Mais Kusturica s’est heurté à plus têtus que lui. Les Serbes d’Herzégovine ont refusé de lui donner de la “pierre authentique” qu’il avait envisagé d’intégrer dans les bâtiments d’Andrićgrad. Il a décidé de démolir plusieurs vieux bâtiments dans la région de Trebinje pour se procurer la pierre de taille. Après avoir démoli quelques maisons et étables abandonnées, Kusturica s’est mis à casser un fortin austro-hongrois, Petrinja.

« un Andrićgrad encore plus beau et plus ancien »

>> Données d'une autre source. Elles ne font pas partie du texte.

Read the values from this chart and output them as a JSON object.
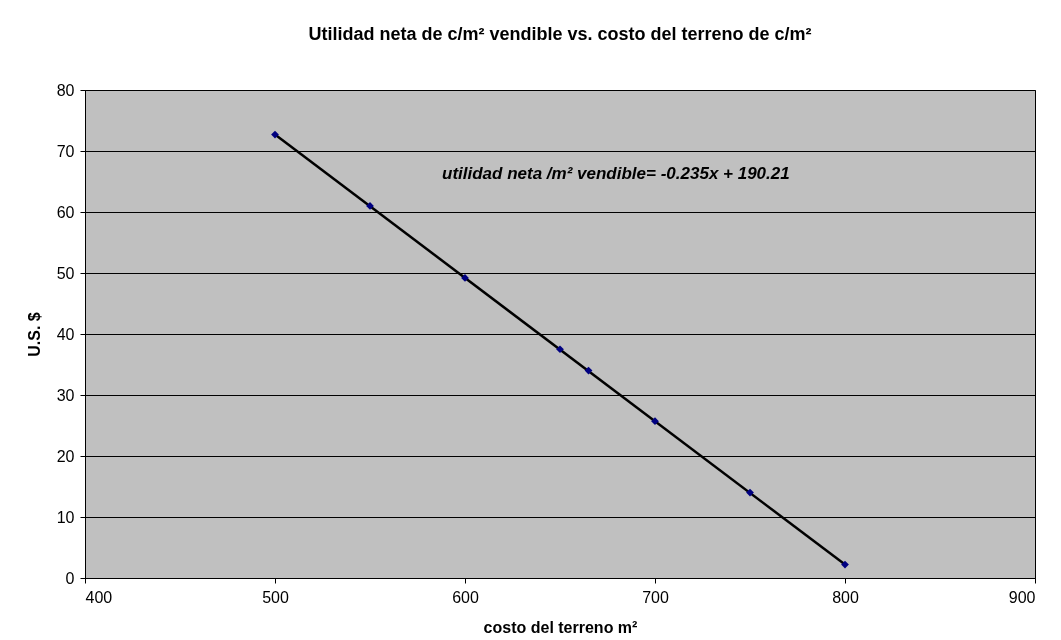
{
  "chart_data": {
    "type": "scatter",
    "title": "Utilidad neta de c/m²  vendible vs. costo del terreno de c/m²",
    "xlabel": "costo del terreno m²",
    "ylabel": "U.S. $",
    "series": [
      {
        "color": "#000080",
        "marker": "diamond",
        "x": [
          500,
          550,
          600,
          650,
          665,
          700,
          750,
          800
        ],
        "values": [
          72.7,
          61.0,
          49.2,
          37.5,
          34.0,
          25.7,
          14.0,
          2.2
        ]
      },
      {
        "type": "line",
        "color": "#000000",
        "marker": "none",
        "line_style": "solid",
        "x": [
          500,
          800
        ],
        "values": [
          72.7,
          2.2
        ]
      }
    ],
    "annotations": [
      "utilidad neta /m²  vendible= -0.235x + 190.21"
    ],
    "xlim": [
      400,
      900
    ],
    "xticks": [
      400,
      500,
      600,
      700,
      800,
      900
    ],
    "ylim": [
      0,
      80
    ],
    "yticks": [
      0,
      10,
      20,
      30,
      40,
      50,
      60,
      70,
      80
    ],
    "grid": "y"
  }
}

Or, les Herzégoviens se sont insurgés. Ils ont oublié, les ingrats, que Kusturica leur avait promis de créer le Centre balkanique du cinéma. Bref, un Hollywood à Trebinje. Enervé par la désobéissance inattendue de ses compatriotes, Kusturica a renoncé à son projet après une polémique exacerbée. Il tout de même jeté un anathème sur les Herzégoviniens : “Qu’ils continuent à se régaler du symbole austro-hongrois de la guerre et du meurtre de deux millions des Serbes”.

Déçu de leur combat pour un fortin quelconque, qui ne figure même pas sur la liste des monuments historiques, Kusturica les a accusé “de vouloir garder le symbole de l’occupation”. De l’occupation ? Mais l’occupation est l’une des rares constantes dans ces contrées. Si l’on suivait au pied de la lettre la logique du réalisateur engagé, pourquoi ne pas démolir la forteresse Kalemegdan à Belgrade, Ćele kula à Niš [la Tour des crânes érigée par les Ottomans après un soulèvement des Serbes en 1804], Baš-čaršija [quartier du vieux Sarajevo] ou la brasserie austro-hongroise à Sarajevo. Ou encore la cathédrale de Zagreb ?

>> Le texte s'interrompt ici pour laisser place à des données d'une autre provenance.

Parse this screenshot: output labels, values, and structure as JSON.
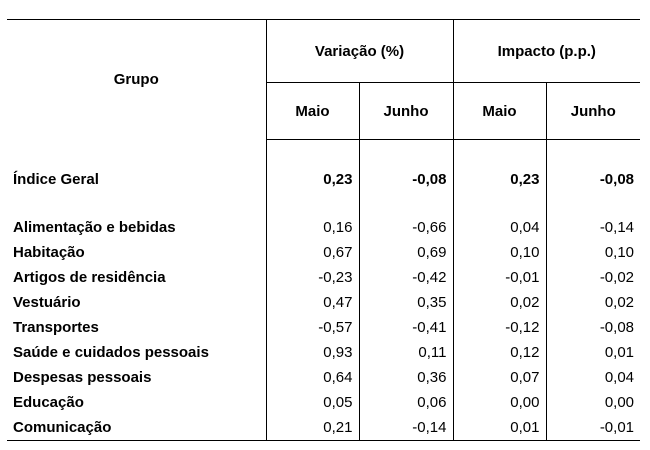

Tout cela me fait penser “au plus grand urbaniste” de l’espace ex-yougoslave pendant la guerre, l’ancien maire de Trebinje Božidar Vučurević, qui promettait pendant les bombardement de Dubrovnik [en 1991] de construire “un Dubrovnik encore plus beau et plus ancien”. Il paraît que Kusturica s’emploie à construire “un Andrićgrad encore plus beau et plus ancien”, à partir des pierres d’un fortin vieux de 130 ans. Bravo ! Je pourrais proposer à Kusturica, soucieux du multiculturalisme de son nouveau totem, d’insérer dans Andrićgrad quelques pierres de Kalemegdan. Andrić a aimé Belgrade. Kalemegdan garde les souvenirs des Ottomans et des Austro-hongrois.